イン川を北に渡り、急な斜面の為に十分は道路幅を確保するのが難しかったと想像できる時に一車線のみになる非常に狭い峠道をおどおどしながらあがっていく。上にあがっていけば、どんどん周辺に残る雪の量も多くなり、ゆっくりと走りながら進むこと20分この先はスキーリゾートという感じの場所へと到着する。
その目の前には、スキー客用のリフトがあり、多くの地元民が平日だというのにスノボーやスキーを手にリフトへと吸い込まれていく。その先に見えるのが、麓に位置する街からこの中腹のリフトステーションまで運んでくれる急斜面を走るケーブルカー。
白く染まった山の背景に完全にスムースな曲面を持った軽やかなその構造体はまさに風景を異化させるのに十分なインパクトを持つ。

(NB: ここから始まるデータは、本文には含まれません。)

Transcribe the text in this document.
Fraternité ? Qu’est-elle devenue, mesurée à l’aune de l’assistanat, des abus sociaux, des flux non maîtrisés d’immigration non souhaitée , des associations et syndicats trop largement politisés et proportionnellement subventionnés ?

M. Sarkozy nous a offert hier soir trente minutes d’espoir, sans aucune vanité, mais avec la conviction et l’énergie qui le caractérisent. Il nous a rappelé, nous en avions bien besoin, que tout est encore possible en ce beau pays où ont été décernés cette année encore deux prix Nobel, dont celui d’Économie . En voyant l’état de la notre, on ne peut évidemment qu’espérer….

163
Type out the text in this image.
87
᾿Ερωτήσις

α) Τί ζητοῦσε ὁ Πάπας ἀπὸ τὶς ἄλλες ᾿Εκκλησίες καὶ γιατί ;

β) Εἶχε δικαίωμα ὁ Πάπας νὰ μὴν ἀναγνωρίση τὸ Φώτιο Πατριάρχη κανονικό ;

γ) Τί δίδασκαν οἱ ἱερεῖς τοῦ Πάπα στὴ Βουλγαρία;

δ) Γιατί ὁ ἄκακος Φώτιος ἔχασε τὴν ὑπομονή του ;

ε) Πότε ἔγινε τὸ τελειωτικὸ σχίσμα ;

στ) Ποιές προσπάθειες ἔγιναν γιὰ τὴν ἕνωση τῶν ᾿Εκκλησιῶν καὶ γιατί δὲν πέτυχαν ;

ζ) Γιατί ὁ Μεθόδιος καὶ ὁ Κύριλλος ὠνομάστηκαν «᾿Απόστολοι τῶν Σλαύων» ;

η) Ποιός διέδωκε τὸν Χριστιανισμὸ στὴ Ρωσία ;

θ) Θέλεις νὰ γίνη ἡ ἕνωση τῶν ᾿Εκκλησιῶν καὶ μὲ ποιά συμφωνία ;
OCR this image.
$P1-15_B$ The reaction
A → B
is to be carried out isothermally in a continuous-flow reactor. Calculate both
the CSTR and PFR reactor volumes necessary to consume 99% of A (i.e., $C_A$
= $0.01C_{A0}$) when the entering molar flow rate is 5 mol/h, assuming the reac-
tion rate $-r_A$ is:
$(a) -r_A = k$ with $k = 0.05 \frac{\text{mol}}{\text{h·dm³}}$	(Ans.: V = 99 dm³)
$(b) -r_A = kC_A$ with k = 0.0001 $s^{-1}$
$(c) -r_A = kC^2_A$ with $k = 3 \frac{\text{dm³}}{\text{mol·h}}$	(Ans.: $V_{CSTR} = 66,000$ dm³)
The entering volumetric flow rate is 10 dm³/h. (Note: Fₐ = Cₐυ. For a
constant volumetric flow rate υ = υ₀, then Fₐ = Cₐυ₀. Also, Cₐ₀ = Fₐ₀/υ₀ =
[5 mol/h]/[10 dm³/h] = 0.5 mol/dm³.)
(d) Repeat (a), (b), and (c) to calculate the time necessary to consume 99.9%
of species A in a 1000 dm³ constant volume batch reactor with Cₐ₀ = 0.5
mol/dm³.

近寄ってみると、曲面でぐしゃりと歪んだように反射する周囲の風景が写りこみ、その滑らかな建築はまるで宇宙から送り込まれ生物のような今まで見たことのない風景を作り出している。
コンピューター上で作り出された滑らかな曲面を人間が作り出す施工という条件のもとに落とし込むと、どうしても何枚かのパネルに分割しなければいけない。そしてパネルとすることによって、そこに生まれる分割線。Landhausplatzでもあったように、人間が立体を理解する時にその助けとなるのが表面上の分割線。この分割線をどのように「デザイン」するかが現代の曲面建築を手がける多くの設計事務所における大きなチャレンジとなっている。
捩れたサーフェイスは、その幅が常に一定ではなく、その為に分割する線分の幅もどうしても変化することになる。2本の線が一点に収束するとそれはパネルと三角形にすることになり、逆に収束せずにある線と交差する部分で線が消えれば不正形な台形となり、なにより全体を覆う線のダイナミズムがそこで止まってしまうことになる。
サーフェイスのコンセプトを踏襲しつつ、かつ施工的、制作条件に沿った適した分割線を見つけることができるか。その試行錯誤の後をこの表面にも感じる。
なんと言ってもこの作品は、大学院時代を共に過ごしたチームメイトと、ザハ事務所時代によく一緒にプロジェクトを手がけていた友人が中心になって完成させた作品でもあるので、よく話しに聞いていただけあって自身としてもなんとも思い入れのある建築である。
ネットで見ていたよりも、実際にこうして3次元に滑らかに曲げられたガラスパネルがこれだけスムーズに接合されて全体を構成している姿を見ると、ある種の感動を感じる。それが装飾としてではなく、しっかりと構造と一体となり、緩やかに内部と外部を隔てており、ケーブルカーの駅舎としての機能も満足しているようである。
頭痛の種であったであろう雪の処理もその形態からなんとか処理仕切れているようであるし、何より完成からすでに5年たってこのクオリティーを保っているのならそれは素晴らしいことだと思わずにいられない。
そして何より、その駅舎の向かいに設けられたビュー・ポイント。恐らくこれもこの駅舎のデザインに合わせて共に設計されたのであろうが、滑らかに外に張り出すようにして眼下に広がるインスブルックの街を見下ろしながら、その先に広がるアルプスの山々の風景は圧巻である。
その風景の中にもう一つこの駅舎と向き合うようにして建つザハ設計のジャンプ台を見つけるのもまたこの場所の楽しみになのかと思いながら、次の街へ向かうことにする。